A la vitesse des dialogues d’Aaron Sorkin, David Fincher répond par la sérénité de sa mise en scène, et l’attention portée à ses personnages. Face à un monde qui va de plus en plus vite, la retenue de Fincher est, en soi, un acte politique. Il le dira au Monde, la bataille qu’il aura menée auprès de Columbia était celle du temps. Dès lors, Fincher mène l’enquête sur le culte de la vitesse et de la modernité qui caractérise notre monde. Chaque scène est une pièce de plus au nouveau puzzle du réalisateur qui, à travers le portrait de Zuckerberg, dresse le tableau angoissant d’une société dont le système idéologique valorise la compétition, et qui, grâce à la technologie, rend celle-ci plus féroce encore, plus rapide, et plus inhumaine. The Social Network est une version grand public de la pensée de Paul Virilio qui, depuis plus de 20 ans, nous met en garde contre cette fascination, pouvant à ses yeux mettre en péril l’humanité.
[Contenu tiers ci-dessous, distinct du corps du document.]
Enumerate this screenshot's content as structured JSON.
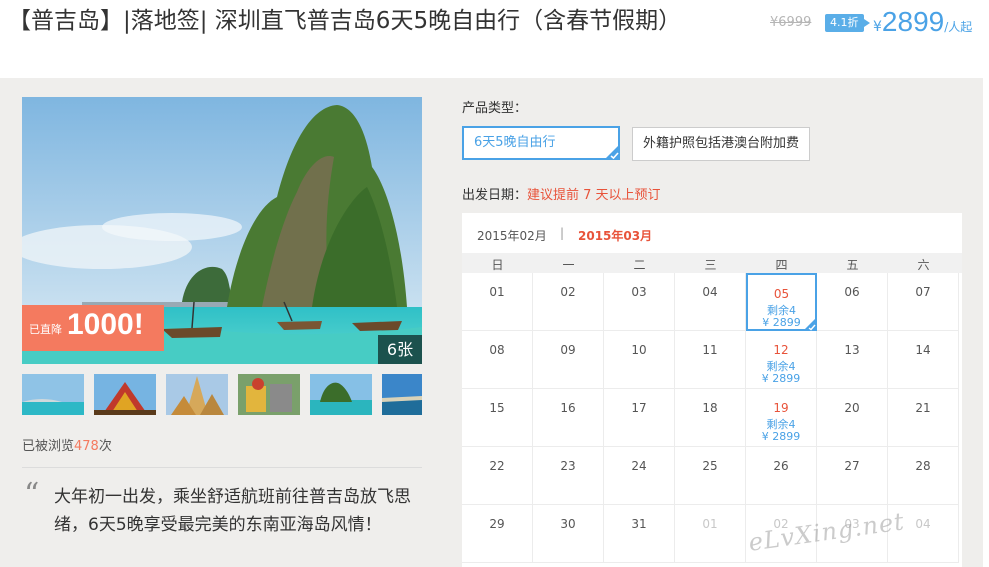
{
  "header": {
    "title": "【普吉岛】|落地签| 深圳直飞普吉岛6天5晚自由行（含春节假期）",
    "old_price": "¥6999",
    "discount": "4.1折",
    "price_symbol": "¥",
    "price": "2899",
    "price_unit": "/人起"
  },
  "gallery": {
    "promo_prefix": "已直降",
    "promo_amount": "1000!",
    "image_count": "6张",
    "thumbnails": [
      "beach-thumb",
      "temple-thumb",
      "palace-thumb",
      "elephant-thumb",
      "island-thumb",
      "coast-thumb"
    ]
  },
  "stats": {
    "views_prefix": "已被浏览",
    "views_count": "478",
    "views_suffix": "次"
  },
  "intro": {
    "quote_mark": "“",
    "text": "大年初一出发，乘坐舒适航班前往普吉岛放飞思绪，6天5晚享受最完美的东南亚海岛风情！"
  },
  "product": {
    "type_label": "产品类型：",
    "options": [
      "6天5晚自由行",
      "外籍护照包括港澳台附加费"
    ],
    "selected": 0
  },
  "departure": {
    "label": "出发日期：",
    "hint": "建议提前 7 天以上预订"
  },
  "calendar": {
    "months": [
      "2015年02月",
      "2015年03月"
    ],
    "month_separator": "|",
    "active_month": 1,
    "weekdays": [
      "日",
      "一",
      "二",
      "三",
      "四",
      "五",
      "六"
    ],
    "rows": [
      [
        {
          "d": "01"
        },
        {
          "d": "02"
        },
        {
          "d": "03"
        },
        {
          "d": "04"
        },
        {
          "d": "05",
          "avail": "剩余4",
          "price": "¥ 2899",
          "selected": true
        },
        {
          "d": "06"
        },
        {
          "d": "07"
        }
      ],
      [
        {
          "d": "08"
        },
        {
          "d": "09"
        },
        {
          "d": "10"
        },
        {
          "d": "11"
        },
        {
          "d": "12",
          "avail": "剩余4",
          "price": "¥ 2899"
        },
        {
          "d": "13"
        },
        {
          "d": "14"
        }
      ],
      [
        {
          "d": "15"
        },
        {
          "d": "16"
        },
        {
          "d": "17"
        },
        {
          "d": "18"
        },
        {
          "d": "19",
          "avail": "剩余4",
          "price": "¥ 2899"
        },
        {
          "d": "20"
        },
        {
          "d": "21"
        }
      ],
      [
        {
          "d": "22"
        },
        {
          "d": "23"
        },
        {
          "d": "24"
        },
        {
          "d": "25"
        },
        {
          "d": "26"
        },
        {
          "d": "27"
        },
        {
          "d": "28"
        }
      ],
      [
        {
          "d": "29"
        },
        {
          "d": "30"
        },
        {
          "d": "31"
        },
        {
          "d": "01",
          "other": true
        },
        {
          "d": "02",
          "other": true
        },
        {
          "d": "03",
          "other": true
        },
        {
          "d": "04",
          "other": true
        }
      ]
    ]
  },
  "watermark": "eLvXing.net",
  "colors": {
    "accent_blue": "#4aa2e6",
    "promo_red": "#f47a5f",
    "hint_red": "#e8533a",
    "panel_bg": "#efeeec"
  }
}
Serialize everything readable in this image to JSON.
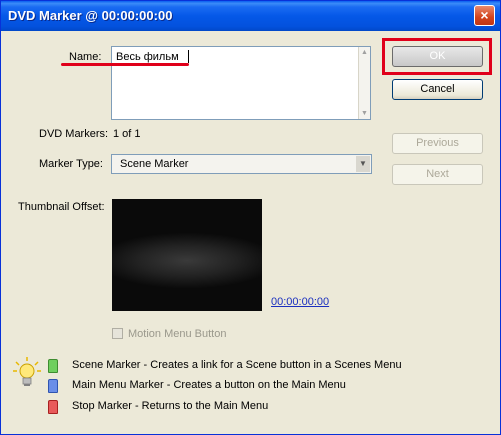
{
  "window": {
    "title": "DVD Marker @ 00:00:00:00",
    "close_glyph": "×"
  },
  "form": {
    "name_label": "Name:",
    "name_value": "Весь фильм",
    "dvd_markers_label": "DVD Markers:",
    "dvd_markers_value": "1 of 1",
    "marker_type_label": "Marker Type:",
    "marker_type_value": "Scene Marker",
    "thumbnail_label": "Thumbnail Offset:",
    "thumbnail_timecode": "00:00:00:00",
    "motion_menu_label": "Motion Menu Button"
  },
  "buttons": {
    "ok": "OK",
    "cancel": "Cancel",
    "previous": "Previous",
    "next": "Next"
  },
  "legend": [
    {
      "icon": "scene-marker-icon",
      "color": "#6fcf5e",
      "text": "Scene Marker - Creates a link for a Scene button in a Scenes Menu"
    },
    {
      "icon": "main-menu-marker-icon",
      "color": "#6a8ee8",
      "text": "Main Menu Marker - Creates a button on the Main Menu"
    },
    {
      "icon": "stop-marker-icon",
      "color": "#e85a5a",
      "text": "Stop Marker - Returns to the Main Menu"
    }
  ],
  "colors": {
    "annotation_red": "#e0001a",
    "title_blue": "#0558e8",
    "link_blue": "#1a2fbf"
  }
}
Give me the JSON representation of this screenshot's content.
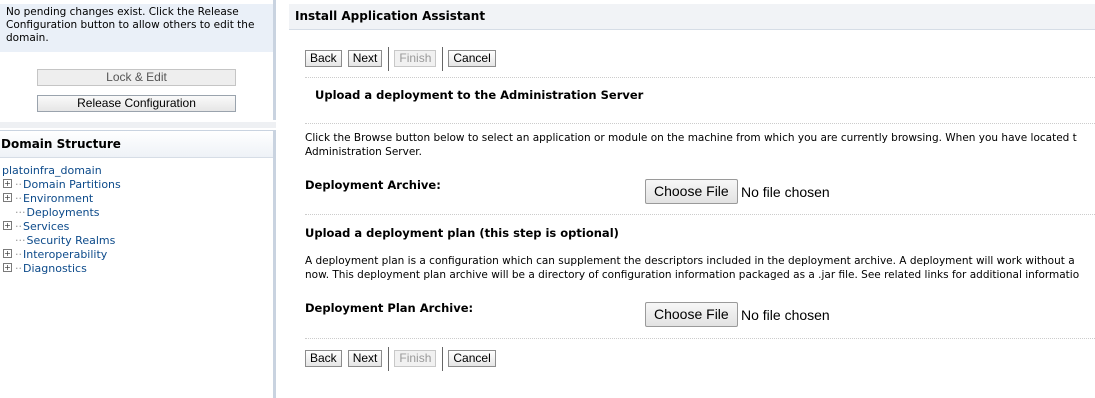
{
  "change_center": {
    "message": "No pending changes exist. Click the Release Configuration button to allow others to edit the domain.",
    "lock_edit_label": "Lock & Edit",
    "release_label": "Release Configuration"
  },
  "domain_structure": {
    "title": "Domain Structure",
    "root": "platoinfra_domain",
    "items": [
      {
        "label": "Domain Partitions",
        "expandable": true
      },
      {
        "label": "Environment",
        "expandable": true
      },
      {
        "label": "Deployments",
        "expandable": false
      },
      {
        "label": "Services",
        "expandable": true
      },
      {
        "label": "Security Realms",
        "expandable": false
      },
      {
        "label": "Interoperability",
        "expandable": true
      },
      {
        "label": "Diagnostics",
        "expandable": true
      }
    ]
  },
  "assistant": {
    "title": "Install Application Assistant",
    "buttons": {
      "back": "Back",
      "next": "Next",
      "finish": "Finish",
      "cancel": "Cancel"
    },
    "upload_heading": "Upload a deployment to the Administration Server",
    "upload_text_1": "Click the Browse button below to select an application or module on the machine from which you are currently browsing. When you have located t",
    "upload_text_2": "Administration Server.",
    "archive_label": "Deployment Archive:",
    "choose_file": "Choose File",
    "no_file": "No file chosen",
    "plan_heading": "Upload a deployment plan (this step is optional)",
    "plan_text_1": "A deployment plan is a configuration which can supplement the descriptors included in the deployment archive. A deployment will work without a",
    "plan_text_2": "now. This deployment plan archive will be a directory of configuration information packaged as a .jar file. See related links for additional informatio",
    "plan_label": "Deployment Plan Archive:"
  }
}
Internet et les réseaux sociaux nous ont fait entrer dans un monde où la vitesse a atteint un tel niveau qu’elle se donne l’illusion de l’immédiat.
Après s’être fait larguer, Mark Zuckerberg s’enivre de bières et d’algorithmes, pour épater la fac à coups de sites pirates misogynes et de hackings furtifs. Ainsi naît la structure de The FaceBook. Eduardo Saverin, le seul “ami” de Zuckerberg, travaille à faire connaître leur « truc cool » (au début, ce n’est rien de plus), mais trop attaché à l’ancien temps, celui du métro et de l’avion, il se fera bientôt éliminer par Sean Parker (créateur turbulent de Napster), qui montera une affaire pour le jeune prodige, avec un fond d’investissement. Après quelques rails de cocaïne, une ou deux fêtes, trois coups de téléphone et une dizaine de mails, tout ça sans bouger de la villa du jeune Marc, qu’il squatte sans gène. Entre les mains de Zuckerberg, Facebook est juste un truc cool avec le visage humain de Saverin. Rattrapé par la puissance du capitalisme, Facebook deviendra ce monstre qui échappe à son créateur.
Lorsque Sequoïa Capital (rebaptisé Case Equity dans le film : le point est à souligner, en qu’il révèle les vrais patrons de Facebook) entre dans l’équation, le machin cool devient un outil idéologique. Les fonds d’investissements, qui utilisent des universitaires spécialistes des mathématiques financières, transformant chaque crise financière en de nouvelles possibilités de profits, se servent également d’informaticiens de la haute bourgeoisie (n’ayant, eux, d’autre objectif que la jouissance de leur génie), pour en faire une mode, quelque chose d’inutile qui, pourtant, nous sera bientôt essentiel. Ainsi des machins « cools » comme the facebook ou napster deviennent-ils Facebook ou ITunes.
Internet et Facebook ne sont que des outils, que l’on peut contrôler à sa guise, à condition de savoir s’en servir. Tels qu’ils sont actuellement vendus actuellement, il sont des moyens d’uniformiser nos émotions, nos idées et notre vision du monde. Comme le dit Paul Virilio, « nous vivons une synchronisation de l’émotion, une mondialisation des affects. Au même moment, à l’échelle de la planète, on peut ressentir la même terreur, la même inquiétude pour l’avenir ou ressentir la même passion. C’est quand même incroyable. Ce qui me porte à croire que nous sommes passés de la standardisation des opinions – rendue possible grâce à la liberté de la presse – à la synchronisation des émotions. La communauté d’émotion domine désormais les communautés d’intérêt des classes sociales qui définissaient la gauche et la droite en politique, par exemple. Nos sociétés vivaient sur une communauté d’intérêt, elles vivent désormais un communisme des affects. » Le vrai monstre qui se cache derrière Facebook et l’internet, ce n’est pas Mark Zuckerberg, écrasé par ce qu’est devenu sa création, mais bien le capitalisme financier, son intérêt à contrôler les réseaux sociaux, l’internet, les flux d’images et d’informations, pour imposer le diktat de la vitesse effrénée, quitte à détruire l’humanité. Face à cette menace, il convient de se battre, pour conserver le contrôle du temps et des outils informatiques. C’est pourquoi The Social Network est une pierre, importante, pour nos prochaines barricades. Fincher a remporté sa bataille et nous offre une nouvelle fois, après Alien3, Seven, Fight Club et Zodiac, une oeuvre d’une grande richesse.